Значительно меньшее число самураев, такие, как Сибудзава Эйити, благодаря своим способностям, благоприятным условиям или же в связи с вступлением в купеческие семьи, стали промышленниками и банкирами. Некоторым самураям из покровительствуемых правительством кланов, выступавших в свое время против бакуфу, посчастливилось вступить в симпэйтай, или императорскую армию.

Правительство, со своей стороны, принимало все меры к тому, чтобы при помощи тех ограниченных средств, которыми оно располагало, облегчить положение самураев. Начиная с 1869 г. оно приняло ряд решений о предоставлении самураям небольших кредитов, при помощи которых они могли бы стать скромными торговцами или предпринимателями. Однако больше всего правительство стремилось привлечь самураев в промышленность в качестве директоров, мастеров, или даже простых рабочих, а также к освоению пустующих земель, главным образом на Хоккайдо, с тем чтобы они могли стать самостоятельными производителями. Но эти попытки, как правило, редко заканчивались успехом[49].

Положение отдельных групп самураев в новом обществе было далеко не одинаковым, и поэтому их влияние на это общество часто носило противоречивый характер.

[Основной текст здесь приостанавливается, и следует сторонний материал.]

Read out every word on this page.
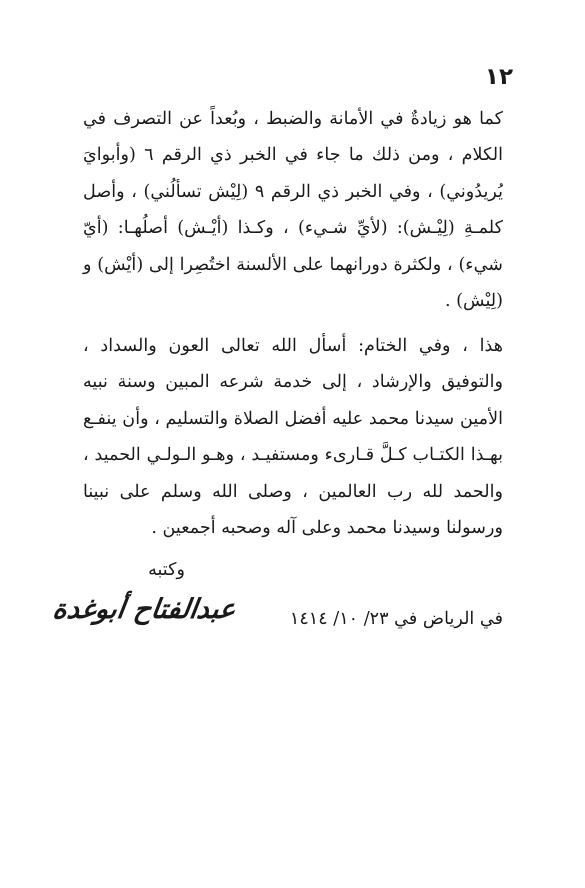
١٢

كما هو زيادةٌ في الأمانة والضبط ، وبُعداً عن التصرف في الكلام ، ومن ذلك ما جاء في الخبر ذي الرقم ٦ (وأبوايَ يُريدُوني) ، وفي الخبر ذي الرقم ٩ (لِيْش تسألُني) ، وأصل كلمـةِ (لِيْـش): (لأيِّ شـيء) ، وكـذا (أيْـش) أصلُهـا: (أيّ شيء) ، ولكثرة دورانهما على الألسنة اختُصِرا إلى (أيْش) و (لِيْش) .

هذا ، وفي الختام: أسأل الله تعالى العون والسداد ، والتوفيق والإرشاد ، إلى خدمة شرعه المبين وسنة نبيه الأمين سيدنا محمد عليه أفضل الصلاة والتسليم ، وأن ينفـع بهـذا الكتـاب كـلَّ قـارىء ومستفيـد ، وهـو الـولـي الحميد ، والحمد لله رب العالمين ، وصلى الله وسلم على نبينا ورسولنا وسيدنا محمد وعلى آله وصحبه أجمعين .

وكتبه
عبدالفتاح أبوغدة	في الرياض في ٢٣/ ١٠/ ١٤١٤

Прежде всего, многие из этой армии демобилизованных вассалов ожидали, что новое правительство в награду за их активное участие в борьбе против бакуфу создаст благоприятные условия для применения их воинских талантов и организаторского опыта, и клич «выдвигайте талантливых людей» часто был у них на устах. Они видели, как самураи из некоторых кланов поднимаются до высоких постов в правительстве, и с ужасом смотрели на быстрый темп преобразования страны, на упразднение старомодного костюма, объявление свободы выбора профессий, запрещение носить мечи, объявление равенства всех классов перед законом, введение всеобщей воинской повинности — на все эти меры, направленные на уничтожение их кастовых привилегий. Эти быстро развивающиеся события, наряду с неустойчивостью их собственного экономического положения, вызывали острое недовольство самураев. Не унаследовав от деспотического токугавского режима никаких традиций согласованного политического действия, кроме обычая кровной мести и убийств, многие доведенные до отчаяния самураи и ронины прибегали к террору как средству давления на правительство[50]. Террор был почти единственным средством протеста при феодализме, и как таковой он был перенесен в новое общество, где члены правительства, главным образом бывшие самураи, не считали его настолько чуждым своим традициям, чтобы отвергнуть или запретить его.